Verordening regelende het gebruik van de havens en kaden van de Gemeente Moerdijk

Geldend van 21-12-2017 t/m heden

Intitulé

Verordening regelende het gebruik van de havens en kaden van de Gemeente Moerdijk

De raad van de gemeente Moerdijk, in zijn vergadering van 2 november 2017:

gelezen het voorstel van burgemeester en wethouders d.d. 27 juni 2017,.

gelet op de artikelen 108 lid 1, 147 lid 1 en 149 van de Gemeentewet,

BESLUIT

vast te stellen de :

VERORDENING REGELENDE HET GEBRUIK VAN DE HAVENS EN KADEN VAN DE GEMEENTE MOERDIJK (HAVENGEBRUIKSVERORDENING GEMEENTE MOERDIJK)

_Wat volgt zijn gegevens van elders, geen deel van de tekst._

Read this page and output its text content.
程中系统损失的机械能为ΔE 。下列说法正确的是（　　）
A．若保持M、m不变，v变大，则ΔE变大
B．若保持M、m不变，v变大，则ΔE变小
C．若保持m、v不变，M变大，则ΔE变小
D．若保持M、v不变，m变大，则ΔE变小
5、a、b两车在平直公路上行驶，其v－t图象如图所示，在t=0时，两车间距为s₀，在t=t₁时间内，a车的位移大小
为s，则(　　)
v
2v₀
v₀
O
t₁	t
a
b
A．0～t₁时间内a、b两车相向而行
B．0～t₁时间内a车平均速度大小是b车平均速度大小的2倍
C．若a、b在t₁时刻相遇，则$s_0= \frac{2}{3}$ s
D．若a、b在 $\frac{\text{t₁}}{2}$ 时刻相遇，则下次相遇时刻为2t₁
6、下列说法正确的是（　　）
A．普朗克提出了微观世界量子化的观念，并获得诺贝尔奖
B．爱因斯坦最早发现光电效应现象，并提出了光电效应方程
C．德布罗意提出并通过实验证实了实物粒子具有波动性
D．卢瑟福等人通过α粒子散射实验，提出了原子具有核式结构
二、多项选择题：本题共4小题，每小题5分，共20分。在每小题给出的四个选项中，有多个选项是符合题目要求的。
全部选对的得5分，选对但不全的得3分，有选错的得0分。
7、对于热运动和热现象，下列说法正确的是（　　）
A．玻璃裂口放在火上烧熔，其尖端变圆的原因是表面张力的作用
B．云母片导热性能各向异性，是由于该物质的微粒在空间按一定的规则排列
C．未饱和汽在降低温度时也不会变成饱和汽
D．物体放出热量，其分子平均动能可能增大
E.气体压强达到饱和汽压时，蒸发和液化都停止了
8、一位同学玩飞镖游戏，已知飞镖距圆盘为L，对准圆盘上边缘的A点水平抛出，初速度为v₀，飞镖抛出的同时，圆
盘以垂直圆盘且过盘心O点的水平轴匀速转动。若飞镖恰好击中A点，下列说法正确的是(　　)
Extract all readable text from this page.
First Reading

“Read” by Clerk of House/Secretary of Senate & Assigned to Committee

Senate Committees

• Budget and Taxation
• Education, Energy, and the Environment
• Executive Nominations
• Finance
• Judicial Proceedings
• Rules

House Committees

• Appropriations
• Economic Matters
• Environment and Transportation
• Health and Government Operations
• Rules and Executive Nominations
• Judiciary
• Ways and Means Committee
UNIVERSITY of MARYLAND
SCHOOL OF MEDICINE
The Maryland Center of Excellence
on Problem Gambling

Hoofdstuk 1 Algemene bepalingen

Artikel 1 Begripsbepalingen

In deze regeling, en de daarop berustende bepalingen wordt verstaan onder:

  • a.

    Bijboot: open vaartuig, niet hoger dan 1 meter en niet groter dan 10m², behorende bij een vaartuig hoger dan 1 meter en groter dan 10m²;

  • b.

    Breedte: de grootste breedte overall van het vaartuig;

  • c.

    Dag: een aaneengesloten tijdvak van 24 uren, aanvangend om 14.00 uur voor passanten en 00.00 uur voor beroepsvaart;

  • d.

    Haven: de havens die in eigendom aan de gemeente Moerdijk toebehoren, c.q. bij de gemeente in beheer zijn, haven Willemstad en haven Moerdijk;

  • e.

    Haven Moerdijk: de haven zoals weergegeven in bijlage 1;

  • f.

    Haven Willemstad: de haven zoals weergegeven in bijlage 1;

  • g.

    Havenmeester: de ambtena(a)r(en) of diens plaatsvervanger die als zodanig door het college is benoemd en aan wie het toezicht op de haven en kade is gemandateerd;

  • h.

    Kade: de kaden die in eigendom aan de gemeente Moerdijk toebehoren, c.q. bij de gemeente in beheer zijn;

  • i.

    Lengte: de grootste lengte overall van het vaartuig met inbegrip van de vaste boegspriet;

  • j.

    Schipper: degene die op een vaartuig met de leiding belast is of feitelijk de leiding in handen heeft, of bij afwezigheid van deze, de eigenaar of de gebruiker van het vaartuig;

  • k

    Vaartuig / schip: een zee- of binnenvaartuig tot de (plezier)vaart gebruikt of bestemd, daaronder begrepen drijvende werktuigen –zoals baggerwerktuigen, kranen, bokken, elevators- alsmede woonschepen, woonarken, glijboten, ponten, jetski’s, waterscooters, zeilplanken, luchtkussenvaartuigen, rubberboten en dergelijke.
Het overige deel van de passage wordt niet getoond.